Tab33 · 21/04/2024 10:00

Take what solicitors say with a pinch of salt.

They will likely tell you, that you are “entitled to more”. To ensue a longer, potentially messier divorce (more work/money for them)

Darhon · 21/04/2024 10:01

millymollymoomoo · 19/04/2024 22:24

@darhon I earn over 150k and raised my children. It’s perfectly possible just not on mn

Yes, any passing glance at the research would suggest this is an exception. Only 2% of the U.K. population earn over £100k. All
studies show women are more likely to work part-time and do greater share of childcare and housework. They are at high risk of being in poverty as pensioners. So yeah, you’re not average Joe. Still sounds like she got 55% of the outcome of the marriage which is a financial contract still in this country. Luckily she has an income still.

Wooloohooloo · 21/04/2024 10:12

I got about 80% because I'd put in a huge chunk when we bought and I had two children under 18 to house whereas only one of those was ex DP's.
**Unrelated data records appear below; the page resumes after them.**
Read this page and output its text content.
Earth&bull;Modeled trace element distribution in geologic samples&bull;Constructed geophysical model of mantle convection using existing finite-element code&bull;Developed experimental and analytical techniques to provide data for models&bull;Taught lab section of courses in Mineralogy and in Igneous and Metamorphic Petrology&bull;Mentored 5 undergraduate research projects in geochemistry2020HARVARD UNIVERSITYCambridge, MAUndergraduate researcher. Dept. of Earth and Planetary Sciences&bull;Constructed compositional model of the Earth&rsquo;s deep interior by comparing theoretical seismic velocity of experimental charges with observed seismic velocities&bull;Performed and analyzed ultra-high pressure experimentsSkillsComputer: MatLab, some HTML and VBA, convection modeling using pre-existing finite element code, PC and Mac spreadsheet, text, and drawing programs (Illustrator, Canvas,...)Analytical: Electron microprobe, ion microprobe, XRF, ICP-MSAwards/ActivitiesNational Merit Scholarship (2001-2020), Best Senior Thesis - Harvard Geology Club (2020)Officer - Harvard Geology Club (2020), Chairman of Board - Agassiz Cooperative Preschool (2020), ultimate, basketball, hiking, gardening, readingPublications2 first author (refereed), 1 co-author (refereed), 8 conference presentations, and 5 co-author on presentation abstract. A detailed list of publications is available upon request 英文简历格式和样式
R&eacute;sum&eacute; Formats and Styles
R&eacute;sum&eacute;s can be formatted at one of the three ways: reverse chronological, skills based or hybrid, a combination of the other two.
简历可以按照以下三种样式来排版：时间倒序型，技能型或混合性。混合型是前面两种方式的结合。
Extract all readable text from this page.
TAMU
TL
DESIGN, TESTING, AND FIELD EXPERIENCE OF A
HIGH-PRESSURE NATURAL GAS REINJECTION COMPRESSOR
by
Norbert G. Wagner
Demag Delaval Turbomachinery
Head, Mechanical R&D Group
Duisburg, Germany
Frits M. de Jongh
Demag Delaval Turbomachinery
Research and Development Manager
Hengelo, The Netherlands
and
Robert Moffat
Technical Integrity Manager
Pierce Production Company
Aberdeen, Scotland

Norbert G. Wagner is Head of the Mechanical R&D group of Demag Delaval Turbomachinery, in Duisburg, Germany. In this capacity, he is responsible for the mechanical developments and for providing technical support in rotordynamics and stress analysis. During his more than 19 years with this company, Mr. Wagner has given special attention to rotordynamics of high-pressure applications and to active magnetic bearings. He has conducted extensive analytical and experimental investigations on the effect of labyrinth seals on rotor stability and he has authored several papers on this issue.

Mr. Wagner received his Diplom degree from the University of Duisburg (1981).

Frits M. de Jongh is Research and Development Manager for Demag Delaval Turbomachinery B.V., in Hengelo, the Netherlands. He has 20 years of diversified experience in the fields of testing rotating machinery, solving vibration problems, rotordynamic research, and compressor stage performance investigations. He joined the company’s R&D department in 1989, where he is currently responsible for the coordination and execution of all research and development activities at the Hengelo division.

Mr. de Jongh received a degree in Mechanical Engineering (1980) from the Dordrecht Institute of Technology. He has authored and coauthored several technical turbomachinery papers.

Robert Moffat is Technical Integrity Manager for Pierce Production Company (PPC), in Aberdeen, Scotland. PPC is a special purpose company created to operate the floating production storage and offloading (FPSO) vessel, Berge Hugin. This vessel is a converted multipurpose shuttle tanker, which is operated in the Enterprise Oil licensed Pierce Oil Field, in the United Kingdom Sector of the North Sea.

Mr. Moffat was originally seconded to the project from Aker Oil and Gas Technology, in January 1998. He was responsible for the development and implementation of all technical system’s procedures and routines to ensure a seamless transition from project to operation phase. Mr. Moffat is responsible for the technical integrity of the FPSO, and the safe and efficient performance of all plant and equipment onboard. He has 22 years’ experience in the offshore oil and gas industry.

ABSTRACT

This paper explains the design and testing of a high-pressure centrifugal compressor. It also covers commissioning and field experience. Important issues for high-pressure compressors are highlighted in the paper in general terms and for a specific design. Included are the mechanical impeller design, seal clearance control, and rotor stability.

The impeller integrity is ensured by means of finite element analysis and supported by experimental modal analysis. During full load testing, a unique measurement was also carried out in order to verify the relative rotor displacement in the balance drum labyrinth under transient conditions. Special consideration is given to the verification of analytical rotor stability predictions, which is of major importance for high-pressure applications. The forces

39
He also didn't want me to sell for DD's sake and I earn a lot more than him and he couldn't have afforded the mortgage.

festivallove · 21/04/2024 10:31

100%. He was full of guilt and also wanted to take out a new mortgage with OW. I stayed in the house with DC and took on the mortgage which I paid off a few years later

Gettingbysomehow · 21/04/2024 12:07

I got the entire house after 20 years of marriage, I had to give him 10k and that was it. He was extremely pissed.
However, this was because I owned the house outright before we got married so he wasn't entitled to it.
We don't have any children together, I have one from a previous partner.